A year ago, I discovered a group of people from different aspects of life, all connected by the love of yoga. We hang out after a yoga class, joined outreach programs, even went to a retreat in Moalboal. Suddenly I found my satsang in the midst of Cebu. Everyone was special, everyone was quirky. I learned from these people, I was inspired by them. Friendships were formed, everyone was embraced with acceptance. Now I hardly see these people anymore. Some of them have moved to other places. Those that have I bonded with have formed new relationships. I think some of them may have stopped doing yoga. Once in a while there would be a gathering for yogis, a workshop, an outreach. Most of the time I would beg off, either I would be working, it is too far away, I need my rest, some other excuses. I guess it is hard to recreate the magic we had, maybe the right people came together at the right time. Who really knows? As I continue with my yoga practice, I continue to look for another satsang to be part of.
Last year, I accepted a challenge at work hoping it would mean opportunities for me. My job title remained the same but I got more work which I was not financially compensated. The new responsibilities were not a good fit for me. It gave me more stress than I wanted to have in my life. Finally it made me realize that I want to scale down my work life. I am currently looking for an online job that would cover my normal expenses and maybe even a little savings.
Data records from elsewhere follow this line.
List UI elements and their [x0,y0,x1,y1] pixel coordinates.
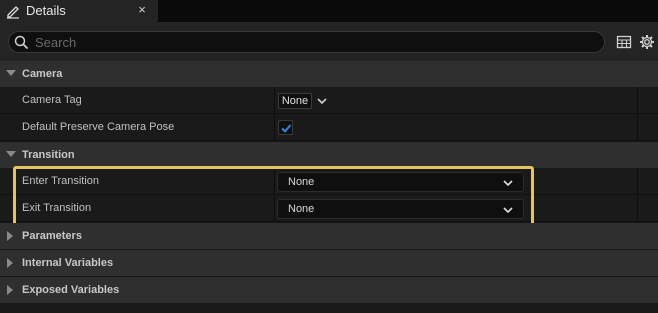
category-transition[interactable]: Transition [0,142,658,168]
property-row-exit-transition: Exit Transition None [0,195,658,222]
checkmark-icon [281,124,292,133]
camera-tag-dropdown[interactable]: None [278,93,312,109]
category-label: Camera [22,68,63,80]
expand-arrow-icon [6,151,16,157]
category-parameters[interactable]: Parameters [0,223,658,249]
column-divider[interactable] [274,195,275,222]
property-label: Camera Tag [22,94,82,106]
search-input[interactable] [35,33,595,51]
collapse-arrow-icon [7,231,13,241]
tab-details[interactable]: Details × [0,0,158,22]
chevron-down-icon [502,204,514,216]
category-label: Parameters [22,230,82,242]
column-divider[interactable] [274,87,275,114]
exit-transition-dropdown[interactable]: None [277,199,524,219]
panel-footer [0,303,658,313]
column-divider [637,168,638,195]
category-exposed-variables[interactable]: Exposed Variables [0,277,658,303]
column-divider [637,114,638,141]
property-row-camera-tag: Camera Tag None [0,87,658,114]
collapse-arrow-icon [7,258,13,268]
category-internal-variables[interactable]: Internal Variables [0,250,658,276]
column-divider [637,87,638,114]
table-view-icon[interactable] [616,34,632,50]
gear-icon[interactable] [639,34,655,50]
search-box[interactable] [8,31,605,53]
tab-bar: Details × [0,0,658,22]
column-divider[interactable] [274,168,275,195]
close-icon[interactable]: × [136,2,148,18]
property-label: Exit Transition [22,202,92,214]
property-row-enter-transition: Enter Transition None [0,168,658,195]
category-label: Transition [22,149,75,161]
category-camera[interactable]: Camera [0,61,658,87]
preserve-pose-checkbox[interactable] [278,120,293,135]
toolbar [0,22,658,61]
chevron-down-icon [502,177,514,189]
column-divider[interactable] [274,114,275,141]
property-label: Enter Transition [22,175,100,187]
tab-title: Details [26,3,66,18]
property-row-preserve-pose: Default Preserve Camera Pose [0,114,658,141]
expand-arrow-icon [6,70,16,76]
category-label: Exposed Variables [22,284,120,296]
column-divider [637,195,638,222]
chevron-down-icon[interactable] [316,95,328,107]
category-label: Internal Variables [22,257,114,269]
dropdown-value: None [288,203,315,215]
search-icon [14,35,29,50]
dropdown-value: None [288,176,315,188]
collapse-arrow-icon [7,285,13,295]
property-label: Default Preserve Camera Pose [22,121,175,133]
enter-transition-dropdown[interactable]: None [277,172,524,192]
pencil-icon [5,3,21,19]
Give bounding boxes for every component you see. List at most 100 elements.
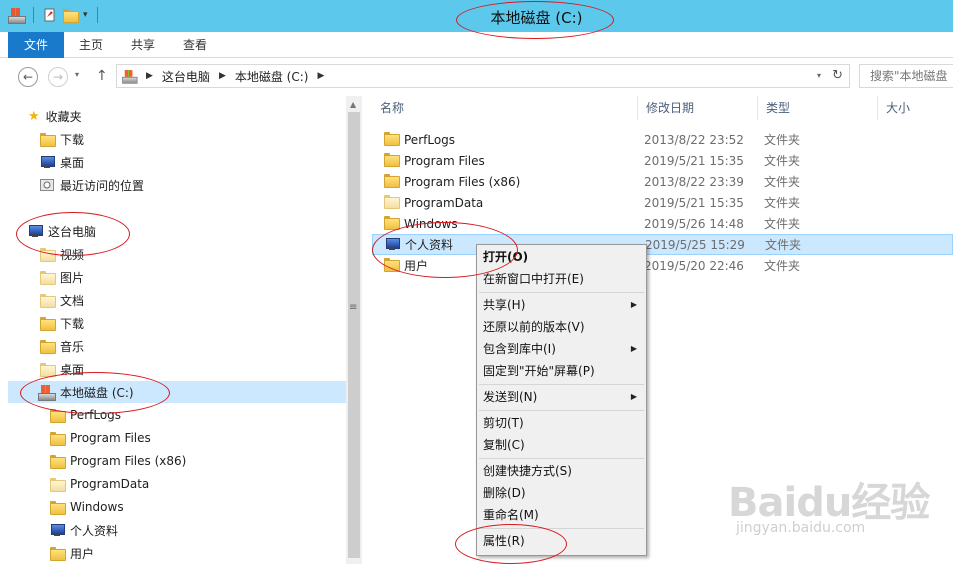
tab-file[interactable]: 文件: [8, 32, 64, 58]
tab-share[interactable]: 共享: [122, 32, 164, 58]
refresh-icon[interactable]: ↻: [832, 68, 843, 83]
file-type: 文件夹: [764, 133, 801, 147]
file-name: Windows: [404, 216, 458, 231]
folder-icon: [384, 132, 400, 146]
scroll-up-icon[interactable]: ▲: [350, 100, 356, 109]
tree-label: 文档: [60, 293, 85, 308]
tree-item-program-files-x86[interactable]: Program Files (x86): [50, 450, 186, 472]
folder-icon: [50, 501, 66, 515]
forward-button[interactable]: →: [48, 67, 68, 87]
folder-icon: [384, 258, 400, 272]
tab-home[interactable]: 主页: [70, 32, 112, 58]
column-size[interactable]: 大小: [878, 96, 953, 120]
tree-item-recent[interactable]: 最近访问的位置: [40, 174, 144, 196]
column-date[interactable]: 修改日期: [638, 96, 758, 120]
file-type: 文件夹: [764, 259, 801, 273]
file-date: 2019/5/20 22:46: [644, 258, 744, 273]
table-row[interactable]: Program Files 2019/5/21 15:35 文件夹: [372, 150, 953, 171]
column-type[interactable]: 类型: [758, 96, 878, 120]
table-row[interactable]: Program Files (x86) 2013/8/22 23:39 文件夹: [372, 171, 953, 192]
menu-separator: [479, 458, 644, 459]
table-row[interactable]: PerfLogs 2013/8/22 23:52 文件夹: [372, 129, 953, 150]
chevron-right-icon[interactable]: ▶: [317, 71, 324, 81]
tree-favorites[interactable]: ★ 收藏夹: [28, 105, 82, 127]
breadcrumb-this-pc[interactable]: 这台电脑: [162, 68, 210, 85]
file-date: 2019/5/21 15:35: [644, 195, 744, 210]
menu-item-properties[interactable]: 属性(R): [483, 530, 641, 552]
table-row[interactable]: ProgramData 2019/5/21 15:35 文件夹: [372, 192, 953, 213]
title-bar: ▾ 本地磁盘 (C:): [0, 0, 953, 32]
star-icon: ★: [28, 108, 40, 124]
breadcrumb-drive-c[interactable]: 本地磁盘 (C:): [235, 68, 309, 85]
tree-item-desktop-pc[interactable]: 桌面: [40, 358, 84, 380]
tree-label: 桌面: [60, 362, 85, 377]
folder-icon: [384, 153, 400, 167]
menu-item-open[interactable]: 打开(O): [483, 246, 641, 268]
menu-item-rename[interactable]: 重命名(M): [483, 504, 641, 526]
table-row[interactable]: 用户 2019/5/20 22:46 文件夹: [372, 255, 953, 276]
submenu-arrow-icon: ▶: [630, 392, 637, 401]
table-row-selected[interactable]: 个人资料 2019/5/25 15:29 文件夹: [372, 234, 953, 255]
menu-item-pin-start[interactable]: 固定到"开始"屏幕(P): [483, 360, 641, 382]
drive-icon: [38, 385, 56, 401]
menu-item-open-new-window[interactable]: 在新窗口中打开(E): [483, 268, 641, 290]
tree-this-pc[interactable]: 这台电脑: [28, 220, 96, 242]
tree-item-pictures[interactable]: 图片: [40, 266, 84, 288]
menu-label: 发送到(N): [483, 390, 538, 404]
file-date: 2019/5/26 14:48: [644, 216, 744, 231]
tree-label: 桌面: [60, 155, 85, 170]
file-date: 2019/5/21 15:35: [644, 153, 744, 168]
tree-item-programdata[interactable]: ProgramData: [50, 473, 149, 495]
menu-item-create-shortcut[interactable]: 创建快捷方式(S): [483, 460, 641, 482]
address-bar[interactable]: ▶ 这台电脑 ▶ 本地磁盘 (C:) ▶ ▾ ↻: [116, 64, 850, 88]
music-folder-icon: [40, 340, 56, 354]
tree-label: 本地磁盘 (C:): [60, 385, 134, 400]
tree-item-downloads[interactable]: 下载: [40, 128, 84, 150]
menu-item-send-to[interactable]: 发送到(N) ▶: [483, 386, 641, 408]
documents-folder-icon: [40, 294, 56, 308]
tree-label: 下载: [60, 316, 85, 331]
tree-item-music[interactable]: 音乐: [40, 335, 84, 357]
downloads-folder-icon: [40, 317, 56, 331]
menu-item-cut[interactable]: 剪切(T): [483, 412, 641, 434]
file-type: 文件夹: [764, 196, 801, 210]
tree-item-users[interactable]: 用户: [50, 542, 94, 564]
tree-item-desktop[interactable]: 桌面: [40, 151, 84, 173]
folder-icon: [50, 455, 66, 469]
menu-separator: [479, 384, 644, 385]
tree-item-downloads-pc[interactable]: 下载: [40, 312, 84, 334]
menu-item-delete[interactable]: 删除(D): [483, 482, 641, 504]
chevron-right-icon[interactable]: ▶: [219, 71, 226, 81]
back-button[interactable]: ←: [18, 67, 38, 87]
up-arrow-icon[interactable]: ↑: [96, 68, 108, 84]
address-dropdown-icon[interactable]: ▾: [817, 71, 821, 80]
scrollbar-thumb[interactable]: [348, 112, 360, 558]
menu-item-copy[interactable]: 复制(C): [483, 434, 641, 456]
tree-label: 视频: [60, 247, 85, 262]
table-row[interactable]: Windows 2019/5/26 14:48 文件夹: [372, 213, 953, 234]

With an online job, I will have free time for yoga, books, travel and other pleasures in life. I am still searching for an online job, for now this is what I want from the universe.
My first international travel since I came home in 2007 was last year’s business trip to Japan. It was scheduled suddenly that it left me frazzled getting my visa, my money, etc. I was not in a good mood when I left, if the Japanese immigration officer denied my entry I would have been more than happy to take the flight back home. During the two weeks I was there, I worked during the Holy Week and ignored my birthday. It was good to be back in Japan after 14 years but I was elated to come home. Last February’s trip to Kuala Lumpur was impulsive, fun and eye opening. After a long time, my wanderlust was ignited again. I want to go to Bali, Vietnam, Cambodia, India and any country with no visa for Filipinos. I am looking for a travel companion but either they have no money or have other priorities. I am afraid to go alone because I feel like I would just hole up in the hotel room instead of exploring what the place has to offer. I also have to let go of all of this negative emotion inside me, I don’t want to be burdened when I travel.
Now that I have entered another decade, I want to change direction. I want to enjoy life. I want to use the money I have saved all of these years. I want to say I have lived my life instead of merely passing time. Things change but somehow it still feels the same.